The exercise/yoga/pilates ball. This saved our lives. We loved it so much, we traveled with one. If Cleo was overtired, it never failed for us hold her tight, bounce really hard, sing really loud, and just outlast her. It also makes a good footstool to use with...

A glider. They are big, ugly, and expensive. But if you ever end up holding Sprout during naps, it will make you cry tears of gratitude if you can put your feet up, lay your head back, and snooze a little too. We used our (hideous, hand-me-down, four-babies-and-counting) glider with strategically placed small pillows to make everyone really comfortable and secure. Most gliders can either rock or be locked in position. That was a nice feature, since you could lock it in a semi-reclined position, for maximum parental comfort. And yes, I'm sure someone at the AAP is getting hives since I talked about nodding off in a chair while holding a child. It worked for us. I do not guarantee that it's a sensible idea for anyone else.

Sleep sacks and a space heater. We keep our house cold at night, but we want the good old baby to be warm. What to do? She's not exactly a pro at keeping a blanket on, so once she graduated from swaddling (six months? eight?), we moved on to the sleep sack. She did recently discover how to unzip it, and also how to unsnap all four thousand snaps on her pajamas. The adorable/pathetic result of this is that when we checked on her before going to bed ourselves, we found her huddled in the corner of her crib, sound asleep, naked except for her diaper. Poor kid. I picked her up, re-pajama-ed her, and put her back down. She barely woke up. The next night, we told her that we had a special new way to put on her sleepy suit! Backwards! How funny! Works great.

An infant nail clipper is not necessary. You can just bite 'em off until you're comfortable using grownup clippers, and you can be much more precise and gentle with your teeth than with a fiddly little tool.

If Sprout uses a pacifier, you might want a night time pacifier retention device. We made our own by securely sewing one of these pacifiers to the hand of one of these bunnies.

Cotton flannel wipes. When I thought we were going to do cloth diapers, we got a supply of these. We ending up going with disposable diapers, but those wipes have been great for spit ups, highchair wipe downs, hand wipes, face wipes, nose blows, etc. They're sturdy, soft, washable, and plentiful. We probably put a dozen in every load of hot white laundry we do. So 12 or 18 wipes should do it, if you want to always be able to grab one.

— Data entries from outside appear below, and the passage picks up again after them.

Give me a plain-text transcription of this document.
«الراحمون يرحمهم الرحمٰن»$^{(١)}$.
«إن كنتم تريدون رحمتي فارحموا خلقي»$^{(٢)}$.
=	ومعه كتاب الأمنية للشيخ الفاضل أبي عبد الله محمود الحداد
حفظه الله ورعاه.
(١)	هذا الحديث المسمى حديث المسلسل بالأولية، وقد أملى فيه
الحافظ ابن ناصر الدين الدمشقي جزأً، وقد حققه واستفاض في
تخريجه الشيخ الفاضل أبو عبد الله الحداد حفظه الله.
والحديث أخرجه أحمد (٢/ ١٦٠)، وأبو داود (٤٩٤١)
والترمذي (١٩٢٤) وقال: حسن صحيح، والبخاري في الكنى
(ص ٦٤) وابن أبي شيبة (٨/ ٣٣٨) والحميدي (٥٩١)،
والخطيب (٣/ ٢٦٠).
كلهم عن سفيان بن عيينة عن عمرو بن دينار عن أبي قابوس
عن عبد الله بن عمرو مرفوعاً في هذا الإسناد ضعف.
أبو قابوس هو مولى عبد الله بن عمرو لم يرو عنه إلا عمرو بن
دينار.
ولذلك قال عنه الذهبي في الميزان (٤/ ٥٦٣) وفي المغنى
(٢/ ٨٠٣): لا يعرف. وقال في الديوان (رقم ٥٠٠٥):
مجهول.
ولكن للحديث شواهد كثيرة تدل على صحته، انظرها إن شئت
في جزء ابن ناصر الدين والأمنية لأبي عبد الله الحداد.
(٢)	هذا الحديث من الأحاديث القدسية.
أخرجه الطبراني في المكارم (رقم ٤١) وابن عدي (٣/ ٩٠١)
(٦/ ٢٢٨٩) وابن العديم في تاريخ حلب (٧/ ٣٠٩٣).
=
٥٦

See Kai Run shoes. These are expensive, but awesome. Cheap kids shoes are a terrible thing: stiff, slippery, crappy, pinchy, bad (one exception: we found some comfy Ugg-style winter boots at Target). Scrimp on the baby clothes, where there are lots of great ways and places to save. But go for the good stuff with shoes. My advice is to let the grandparents and aunts and uncles know that shoes are an excellent gift and here's the size we need right now. These shoes were Cleo's first. Sigh.

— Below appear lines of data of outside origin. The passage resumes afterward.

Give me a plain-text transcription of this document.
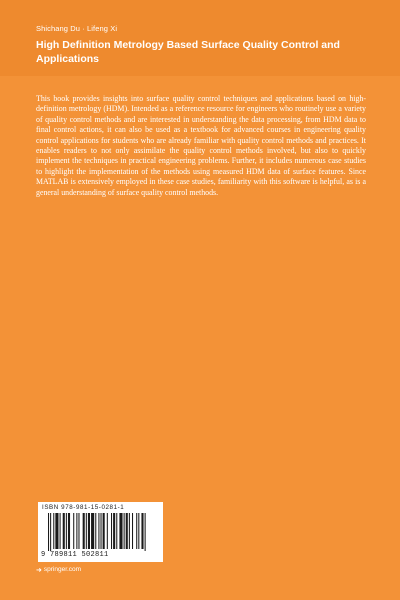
Shichang Du · Lifeng Xi
High Definition Metrology Based Surface Quality Control and Applications

This book provides insights into surface quality control techniques and applications based on high-definition metrology (HDM). Intended as a reference resource for engineers who routinely use a variety of quality control methods and are interested in understanding the data processing, from HDM data to final control actions, it can also be used as a textbook for advanced courses in engineering quality control applications for students who are already familiar with quality control methods and practices. It enables readers to not only assimilate the quality control methods involved, but also to quickly implement the techniques in practical engineering problems. Further, it includes numerous case studies to highlight the implementation of the methods using measured HDM data of surface features. Since MATLAB is extensively employed in these case studies, familiarity with this software is helpful, as is a general understanding of surface quality control methods.

ISBN 978-981-15-0281-1
9 789811 502811
➜ springer.com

A white noise machine. We only started using this later, maybe around a year or eighteen months, but it really helped Cleo keep sleeping once she was asleep.

The Green Light! Again, a bigger-kid item, but it has saved us from the horror of waking up every morning at 4:15. You set the clock so it lights up at the appointed wake-up time, and explain the the little dear that morning does not begin until that light comes on. Before that, it's time for sleeping.

Sippy cups. These are for older kids, obviously, but learn from us: pick one kind of inexpensive and widely available cup, and stick to that. Otherwise, you'll have an avalanche of mismatched plastic and silicon parts threatening to engulf your kitchen and you can never find the right damn part when you need it. Most are BPA-free now, and if you don't put them in the dishwasher and you replace them when they start to look worn, I think the health risks of plastic are pretty well minimized. We like the kind linked above since they don't leak, and they only have three parts, unlike some that have up to seven parts per cup.